Für begeisterte Gewürzforscher hat die Ausstellung auch Interaktives zu bieten: An einer Riechstation kann man nicht nur raten, welche Gewürze sich in kleinen Metalldosen befinden, sondern auch mithilfe einer großen Weltkarte samt Schnüren herausfinden, woher die heute selbstverständlich in jeder Speisekammer vorrätigen Aromen eingeschifft werden mussten.

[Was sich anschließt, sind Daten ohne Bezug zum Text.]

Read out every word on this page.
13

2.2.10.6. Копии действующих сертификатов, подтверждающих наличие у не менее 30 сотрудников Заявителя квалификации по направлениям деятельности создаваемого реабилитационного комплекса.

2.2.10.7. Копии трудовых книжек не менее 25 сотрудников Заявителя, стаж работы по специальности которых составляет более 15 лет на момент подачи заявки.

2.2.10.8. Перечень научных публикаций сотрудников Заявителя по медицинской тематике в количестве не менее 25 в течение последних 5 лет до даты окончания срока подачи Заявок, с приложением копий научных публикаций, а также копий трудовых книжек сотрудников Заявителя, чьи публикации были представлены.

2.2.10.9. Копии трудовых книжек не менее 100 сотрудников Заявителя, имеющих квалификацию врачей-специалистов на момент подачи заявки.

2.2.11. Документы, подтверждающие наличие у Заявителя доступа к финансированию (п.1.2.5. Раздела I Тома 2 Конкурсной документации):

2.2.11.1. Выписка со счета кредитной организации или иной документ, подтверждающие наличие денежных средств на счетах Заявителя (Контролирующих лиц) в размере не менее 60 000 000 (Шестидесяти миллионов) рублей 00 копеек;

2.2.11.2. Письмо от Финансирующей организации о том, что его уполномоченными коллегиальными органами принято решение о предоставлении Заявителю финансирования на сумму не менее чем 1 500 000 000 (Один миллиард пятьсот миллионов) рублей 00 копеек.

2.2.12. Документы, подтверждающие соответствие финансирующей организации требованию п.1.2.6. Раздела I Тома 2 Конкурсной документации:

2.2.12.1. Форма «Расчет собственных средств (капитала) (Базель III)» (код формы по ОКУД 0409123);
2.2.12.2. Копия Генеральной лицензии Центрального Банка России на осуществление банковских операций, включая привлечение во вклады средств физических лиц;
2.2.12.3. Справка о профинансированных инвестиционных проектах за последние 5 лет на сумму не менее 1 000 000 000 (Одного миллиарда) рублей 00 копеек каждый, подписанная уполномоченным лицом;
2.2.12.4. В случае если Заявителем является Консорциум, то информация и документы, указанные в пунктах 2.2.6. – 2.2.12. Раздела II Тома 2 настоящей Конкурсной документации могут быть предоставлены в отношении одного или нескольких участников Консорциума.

Geprägt wurde die deutsche Plätzchenkunst, wie viele Dinge des noch heute alltäglichen Lebens, in der Biedermeierphase: Erst im 19. Jahrhundert entwickelte sich Weihnachten zum Fest der Familie - und fortan fiel Hausfrauen die Aufgabe zu, den winterlichen Plätzchenteller zu bestücken, wobei die Rezepte oftmals gleich kleiner Schätze als Familiengeheimnis gehütet wurden.

Heimatmuseum Wasserburg Die Geschichte der Weihnachtsbäckerei Sonderausstellung

In den Darstellungen und Exponaten geht es um weihnachtliche Backkunst.

(Foto: Veranstalter)

Bei allem Anschein von heiler Welt und gemütlicher Häuslichkeit darf jedoch nicht vergessen werden, dass Backen vor 200 Jahren nicht unbedingt entspannender Zeitvertreib für einen verschneiten Adventssonntag war. Ganz im Gegenteil: Zum Beispiel musste am Stück gekaufter Zucker erst einmal mit einem speziellen Messer geschnitten und anschließend in einem Mörser gemahlen werden, die Ausstellung zeigt Anschauungsexemplare. Darüber hinaus war der Besitz eines eigenen Backofens ein Privileg, das sich nicht jede Familie leisten konnte. Deshalb gab es eine bestimmte Zeit am Tag, zu der die Bäckermeister es Hausfrauen erlaubten, mit der Restwärme ihrer Öfen die Kuchen und Plätzchen für ihre Privathaushalte zu backen. Diese Zeit wurde durch ein bestimmtes Signal im Dorf angekündigt - deshalb singen die Kinder auch heute noch "Backe, backe Kuchen, der Bäcker hat gerufen".

Übrigens dürfte die Sorge des Bürgermeisters um die morgendliche Gewichtskontrolle unbegründet gewesen sein: Aufgrund des Andrangs bei der Eröffnung waren die dekorativ neben Weihnachtssternen und Brezenkörben angerichteten Plätzchen und Lebkuchen im Handumdrehen verzehrt, jeder Gast musste sich mit einem oder zwei schon zufriedengeben.

"Plätzchenduft liegt in der Luft", Ausstellung im Museum Wasserburg bis 6. Januar, dienstags bis sonntags von 13 bis 16 Uhr, an den Adventswochenenden freitags bis sonntags bis 18 Uhr.